Major gomes, serralha, beldroega, capuchinha, caruru, taioba, mangarito, bertalha e chuchu de vento são nomes de plantas conhecidas e consumidas no passado, mas que deixaram a mesa dos brasileiros. “Pesquisas como essas são muito importantes, pois trazem impacto positivo para os agricultores e consumidores. Nossos trabalhos focam promover a diversidade do agronegócio paulista, com respeito ao meio ambiente, uma orientação do governador Geraldo Alckmin”, afirmou o secretário de Agricultura e Abastecimento do Estado de São Paulo, Arnaldo Jardim.

Os projetos têm o objetivo de promover políticas públicas focadas na pesquisa participativa agrícola e desenvolver novos modelos de sistemas de produção de base agroecológica, considerando as especificidades regionais. A intenção é estimular as famílias rurais a permanecerem no campo, com qualidade e respeito ao seu conhecimento, com geração de renda e produção diferenciada.

“Muito se fala em soberania e segurança alimentar e nutricional, porém, efetivamente, poucos cidadãos têm esse direito garantido”, afirma a pesquisadora da Secretaria de Agricultura, que atua na Apta, Cristina Maria de Castro.

De acordo com ela, a desnutrição e as doenças ligadas à má alimentação são os principais fatores das mudanças ocorridas no perfil nutricional e epidemiológico da população. “O atual padrão alimentar gera números crescentes de pessoas com doenças relacionadas à alimentação de má qualidade, que se manifestam predominantemente pela presença de doenças crônicas, como hipertensão, diabetes tipo II, doenças cardiovasculares e obesidade infantil”, explicou.

As pesquisas da Apta com PANC são conduzidas em Pindamonhangaba, no Polo Regional Vale do Paraíba. Em 2011, foi implementada no local uma área de 2 mil m² em sistema agroecológico de produção e uma Unidade Demonstrativa de plantas não convencionais, onde são realizados dias de campos e visitas técnicas, com cerca de 200 visitantes, por ano.

As atividades são realizadas em conjunto com projetos de restauração ambiental onde Sistemas Agroflorestais (SAF), enriquecidos com plantas alimentícias não convencionais adaptadas a sombra, como araruta, cúrcuma, taioba, major gomes, estão sendo introduzidas e estudadas em parceria com o pesquisador da Apta, Antonio Devide, idealizador e membro da Rede Agroflorestal Vale do Paraíba.

Segundo a pesquisadora da Apta, a integração dos saberes científico e popular reforça a riqueza de conhecimentos. “O trabalho resgata hábitos alimentares das antigas gerações e propicia a interação da pesquisa e o público, o empoderamento dos produtores, destacando a importância do cultivo e uso de PANC na alimentação com benefícios à saúde, valorização cultural regional e preservação da biodiversidade”, disse Cristina.

Os estudos enfocam sistemas de produção agroecológico, em que práticas ecológicas de manejo do solo com cultivo mínimo, consórcios, adubação verde, compostagem, plantas companheiras e cultivo em alélias são repassados aos participantes.
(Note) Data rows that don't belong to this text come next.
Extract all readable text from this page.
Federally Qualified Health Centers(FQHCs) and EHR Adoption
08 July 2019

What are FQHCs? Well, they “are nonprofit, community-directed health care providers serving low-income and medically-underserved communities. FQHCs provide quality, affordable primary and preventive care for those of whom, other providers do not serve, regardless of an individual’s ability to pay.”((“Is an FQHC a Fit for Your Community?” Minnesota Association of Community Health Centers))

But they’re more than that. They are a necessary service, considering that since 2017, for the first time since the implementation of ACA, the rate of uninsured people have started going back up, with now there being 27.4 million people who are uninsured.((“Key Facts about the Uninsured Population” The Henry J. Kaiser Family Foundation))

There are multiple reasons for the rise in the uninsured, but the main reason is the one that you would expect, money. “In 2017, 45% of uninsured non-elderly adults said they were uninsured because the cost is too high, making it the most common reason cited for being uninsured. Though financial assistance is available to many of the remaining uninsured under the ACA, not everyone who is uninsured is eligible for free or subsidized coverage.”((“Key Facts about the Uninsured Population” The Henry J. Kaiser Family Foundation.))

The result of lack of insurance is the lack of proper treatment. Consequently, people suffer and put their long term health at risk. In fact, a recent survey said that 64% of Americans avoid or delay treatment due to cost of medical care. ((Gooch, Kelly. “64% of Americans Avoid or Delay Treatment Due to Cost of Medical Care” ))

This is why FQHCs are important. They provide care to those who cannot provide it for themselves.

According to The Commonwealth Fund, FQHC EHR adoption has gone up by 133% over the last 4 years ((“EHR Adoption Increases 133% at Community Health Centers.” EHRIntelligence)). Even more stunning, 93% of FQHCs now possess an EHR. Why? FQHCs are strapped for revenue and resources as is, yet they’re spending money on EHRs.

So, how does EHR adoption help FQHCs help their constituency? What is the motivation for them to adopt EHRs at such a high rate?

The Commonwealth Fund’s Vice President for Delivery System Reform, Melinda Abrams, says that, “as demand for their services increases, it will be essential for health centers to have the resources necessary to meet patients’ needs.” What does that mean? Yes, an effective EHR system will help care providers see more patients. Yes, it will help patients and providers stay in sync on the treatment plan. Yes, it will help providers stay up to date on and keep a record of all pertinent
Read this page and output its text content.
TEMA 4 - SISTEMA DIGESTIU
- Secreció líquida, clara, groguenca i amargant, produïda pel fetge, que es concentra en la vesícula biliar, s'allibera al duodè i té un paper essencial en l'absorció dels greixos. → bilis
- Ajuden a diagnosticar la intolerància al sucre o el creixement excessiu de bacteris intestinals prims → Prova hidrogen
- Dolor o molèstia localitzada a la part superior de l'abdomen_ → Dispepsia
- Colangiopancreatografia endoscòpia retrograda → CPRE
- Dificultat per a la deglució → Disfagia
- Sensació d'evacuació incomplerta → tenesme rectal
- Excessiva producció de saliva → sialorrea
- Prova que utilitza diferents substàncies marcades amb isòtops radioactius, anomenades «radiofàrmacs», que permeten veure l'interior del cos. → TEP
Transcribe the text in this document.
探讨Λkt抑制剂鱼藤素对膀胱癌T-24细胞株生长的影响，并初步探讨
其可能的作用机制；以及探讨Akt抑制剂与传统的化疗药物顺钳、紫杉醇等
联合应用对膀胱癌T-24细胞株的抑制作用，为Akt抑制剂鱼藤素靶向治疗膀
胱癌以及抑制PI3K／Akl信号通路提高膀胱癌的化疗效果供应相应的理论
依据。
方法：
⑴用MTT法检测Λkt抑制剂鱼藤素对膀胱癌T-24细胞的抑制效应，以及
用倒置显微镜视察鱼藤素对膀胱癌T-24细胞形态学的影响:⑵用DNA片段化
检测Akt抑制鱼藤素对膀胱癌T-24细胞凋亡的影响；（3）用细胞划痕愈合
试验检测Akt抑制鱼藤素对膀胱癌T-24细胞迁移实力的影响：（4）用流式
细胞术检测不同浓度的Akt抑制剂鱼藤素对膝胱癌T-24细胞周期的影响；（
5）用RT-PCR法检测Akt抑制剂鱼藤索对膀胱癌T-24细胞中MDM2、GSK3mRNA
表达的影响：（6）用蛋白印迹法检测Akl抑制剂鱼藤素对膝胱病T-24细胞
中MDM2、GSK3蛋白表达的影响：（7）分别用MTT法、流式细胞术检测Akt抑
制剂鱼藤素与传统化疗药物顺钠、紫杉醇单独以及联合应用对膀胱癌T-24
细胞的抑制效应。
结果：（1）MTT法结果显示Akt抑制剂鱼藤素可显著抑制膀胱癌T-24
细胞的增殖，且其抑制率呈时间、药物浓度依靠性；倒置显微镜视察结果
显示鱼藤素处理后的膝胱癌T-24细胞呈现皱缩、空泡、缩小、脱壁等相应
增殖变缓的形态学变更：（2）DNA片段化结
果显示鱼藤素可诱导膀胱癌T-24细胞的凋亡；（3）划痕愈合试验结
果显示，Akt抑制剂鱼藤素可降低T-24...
O sistema de produção é conduzido para avaliar o desenvolvimento das espécies, adaptação à região, ocorrência de pragas e doenças, manutenção do germoplasma e área para obtenção de propágulos e produção de mudas.

Os pesquisadores explicam que a importância nutricional das plantas, a sabedoria popular, a tradição cultural e a histórica dos alimentos são trabalhados no contexto de diálogos com os participantes, com elaboração de receitas e degustação de pratos. É destacada ainda a qualidade nutricional de plantas espontâneas, muitas delas utilizadas pelos antepassados, e esquecidas da dieta atual como o caruru, da mesma família da “quinua”,  rico em ferro com algumas espécies chegando a ter cerca de 600% mais ferro que espinafre, a serralha, da mesma família do alface, e a araruta, uma fonte de reserva utilizada por tribos indígenas, com amido de alta digestibilidade, sem glúten, utilizado no convalescimento de idosos e mulheres em trabalho de parto e indicada para pessoas com problema de refluxo.